Can Men Bake Challah Too?

[CC: Kosherham]

[CC: Kosherham]
In college, or at least my college, we learn about gender and sexuality. A lot. We learn of its performative nature, its implications in the underlying structures that we live in, and its complex ties to governance, capitalism, and production. We learn how it is oppressive and offensive and limiting. We learn how the role of male as breadwinner and of female as homemaker mean more than just who gets to wear what. I could talk about this all night.

Thankfully though, I don’t have to, because a fellow student writer over at the Jewish Week is talking about it too. What sparked this debate? The gender-crossing experience of challah baking. The article, The Disservice Orthodox Judaism Does, is a response to an earlier experience where the author, a male, participated in a “women’s” activity in order to see whether or not he would feel disoriented. The ensuing insights that are penned range from a brief sketch of Judith Butler’s theory of performativity to a call to all thinking Jews to face the civil rights realities of our generation.What do we do with traditions that are implicated in oppressive histories? How do we reconcile the cannon of patriarchal Jewish thought with social realities that we currently find unredeemable?

While overall, I would hesitate to equate “the women’s role” of baking challah with “the man’s role” of patriarchal superiority, I like what Snow is trying to get at.
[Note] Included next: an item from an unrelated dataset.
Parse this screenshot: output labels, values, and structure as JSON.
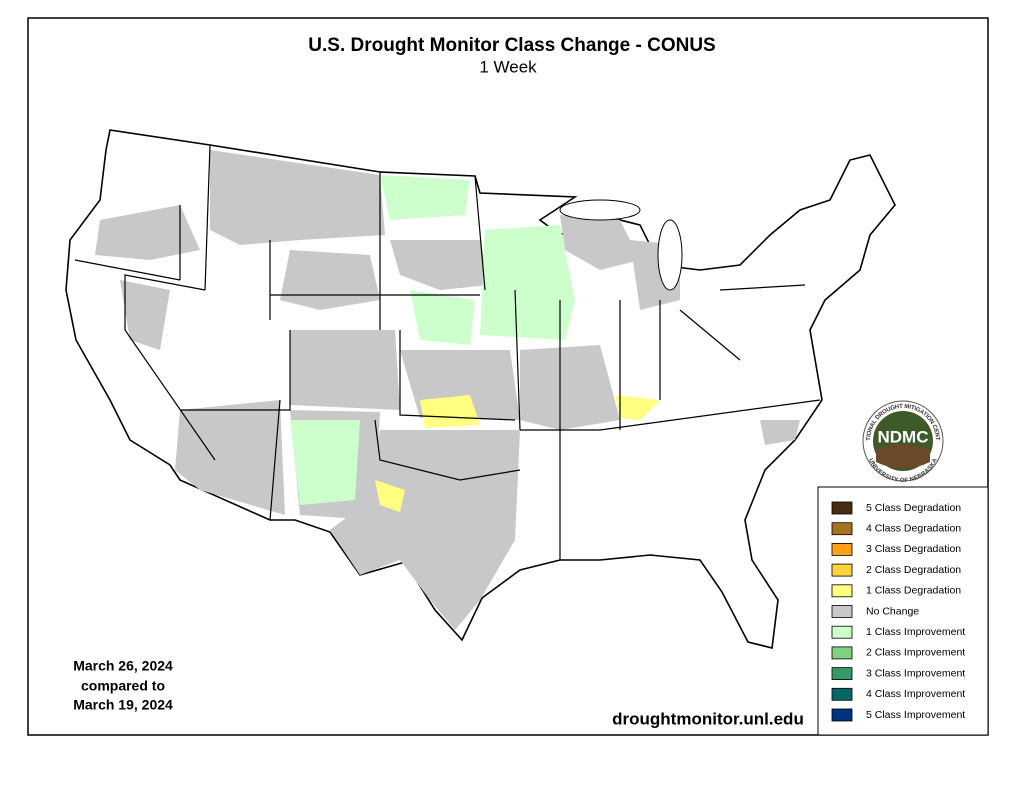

Gender consideration is not just a college campus fad, it is not a utopian civil right that will be forgotten once we “enter the real world.” “I can tell you this,” writes Snow. “Orthodoxy’s ongoing heteronormativity, that is, its alignment of anatomy, sexuality, and roles, is hastening a rupture for young thinking Jews between tradition and today… The conversation we need has hardly hit the Orthodox education system. I’m talking about engaging gender and sexuality in honest and open ways which affirm what we believe to be true everywhere outside the four corners of the beit midrash.”

I whole-heartedly agree. I refuse to sit through yet another Chabad dinner where the wife and her sister serve a four course meal to a packed table, while her husband sings himself deaf with niggunim. I refuse to continue hearing young jewish girls tell me that their classmates roll their eyes when they speak up in class about women’s issues, how they are called “feminist” like it is a dirty word, how they feel like second class citizens in a world of male intellectual and spiritual domination. I refuse to be told one more time that the reason women stay home on Friday nights while men go to shul is because they “are more spiritual and don’t need to pray”….

These are real issues that will continue to tread and tear upon our revered Judaism, and if we don’t acknowledge them, then I am afraid that I won’t be the only one to walk away.